Queenstown's building boom has pushed crane numbers up 600 per cent in the last few months.
The RLB Crane Index, out this month, found the southern tourist mecca had the biggest increase in cranes numbers since earlier this year, followed by Auckland where crane numbers rose 156 per cent, Wellington 83 per cent and Christchurch 14 per cent.
Queenstown has almost double the numbers of cranes since the last survey. Seven cranes could now be seen in the region around Queenstown on six sites, RLB said.

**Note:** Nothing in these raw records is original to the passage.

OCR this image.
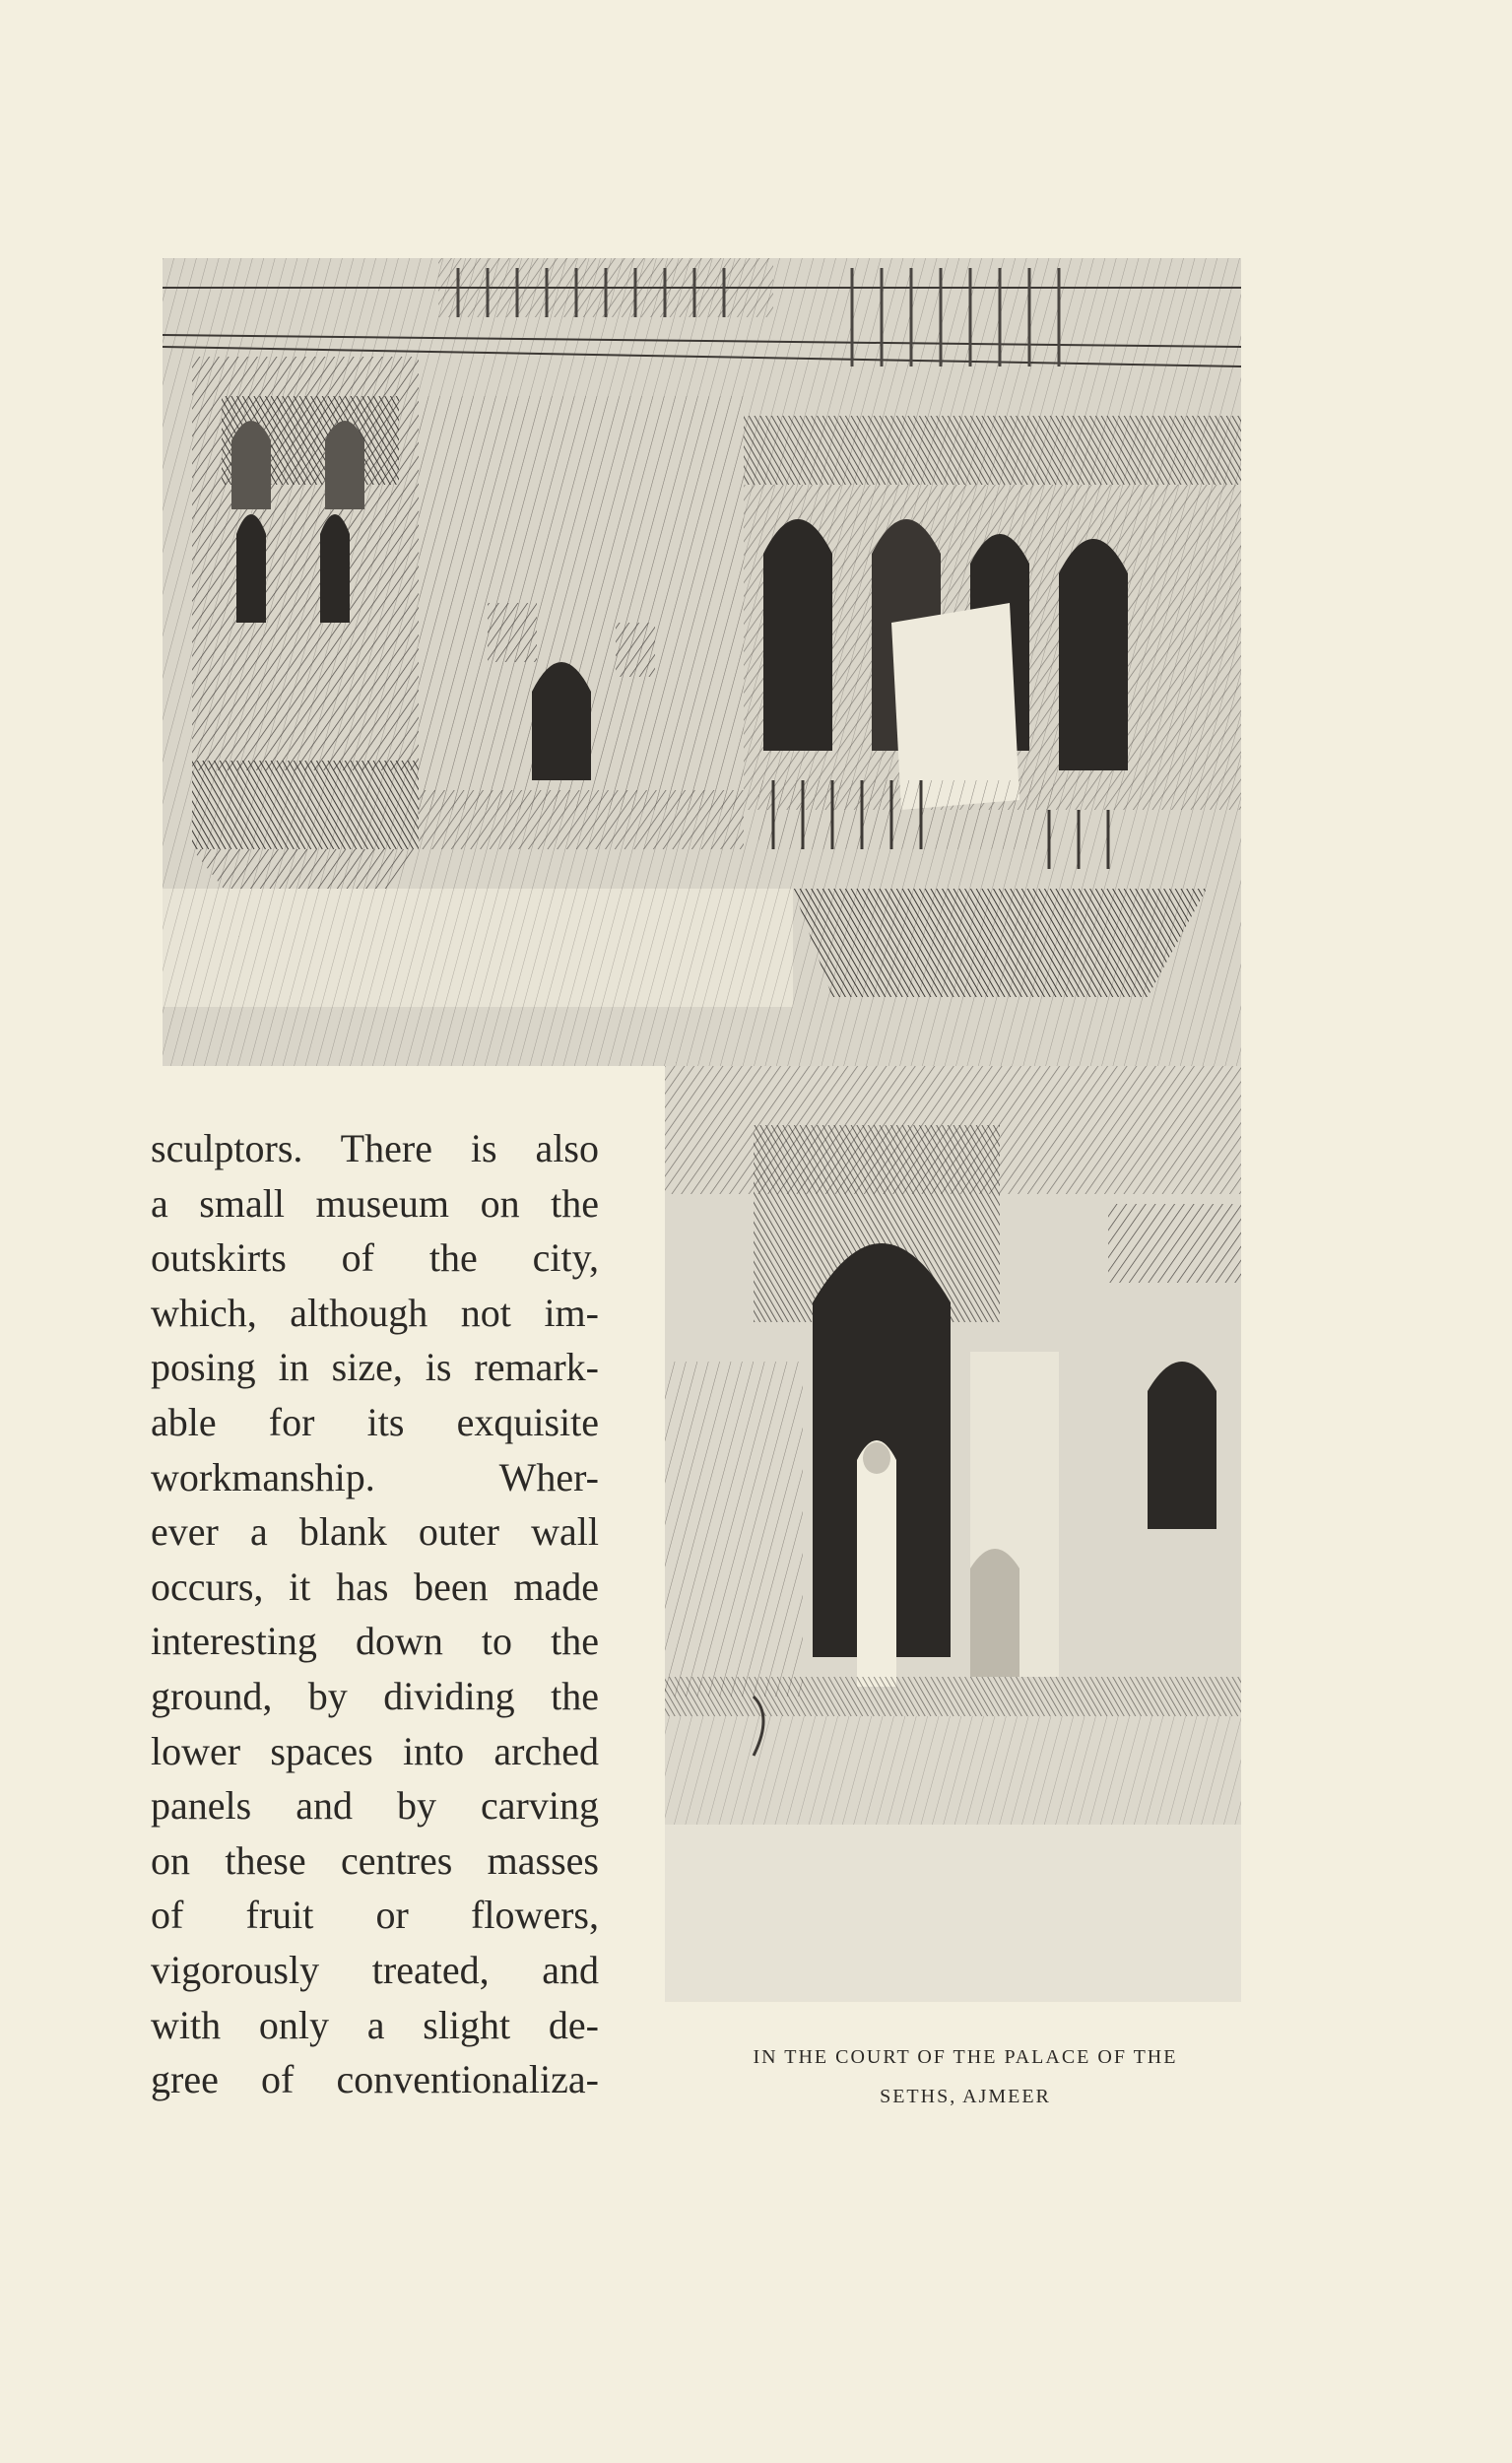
sculptors. There is also
a small museum on the
outskirts of the city,
which, although not im-
posing in size, is remark-
able for its exquisite
workmanship. Wher-
ever a blank outer wall
occurs, it has been made
interesting down to the
ground, by dividing the
lower spaces into arched
panels and by carving
on these centres masses
of fruit or flowers,
vigorously treated, and
with only a slight de-
gree of conventionaliza-
IN THE COURT OF THE PALACE OF THE
SETHS, AJMEER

"Both the commercial and civil sectors have each had cranes erected on new projects. Two commercial cranes have commenced on sites at Beach Street and Five Mile Stage
two and two cranes have commenced works at Kawarau Bridge within the civil sector," the survey found.
But people who fear crane numbers are a harbinger of doom shouldn't worry, according to an RLB executive.
Matthew Harris, managing director Rider Levett Bucknall in New South Wales, said people had been predicting that high numbers of cranes on Sydney's skyline could spell problems.
But that had not been the case.
The survey showed Auckland continued to be New Zealand's crane hotspot with 64 cranes or 55 per cent of all cranes in the country. The cranes are long term on sites and are fixed tower cranes and long-term heavy crawler cranes.
Chris Haines, Rider Levett Bucknall Auckland director, said people only needed to glance across the city's skyline to see high activity levels.
"We have more cranes in place than any of the 11 US cities that we track with our RLB Crane Index," he said.
In the past six months, 23 new long-term cranes had been erected in Auckland and six had been removed as projects ended, he said.
New cranes were on Anzac Ave, the Wynyard Quarter, Whitaker Pl, Campbell Rd in Onehunga, New North Rd in Eden Terrace, Howe St in Ponsonby, on the corner of Central Rd and New North Rd in Kingsland and in Rosedale. An additional crane was installed on the Alexander Park development, he said.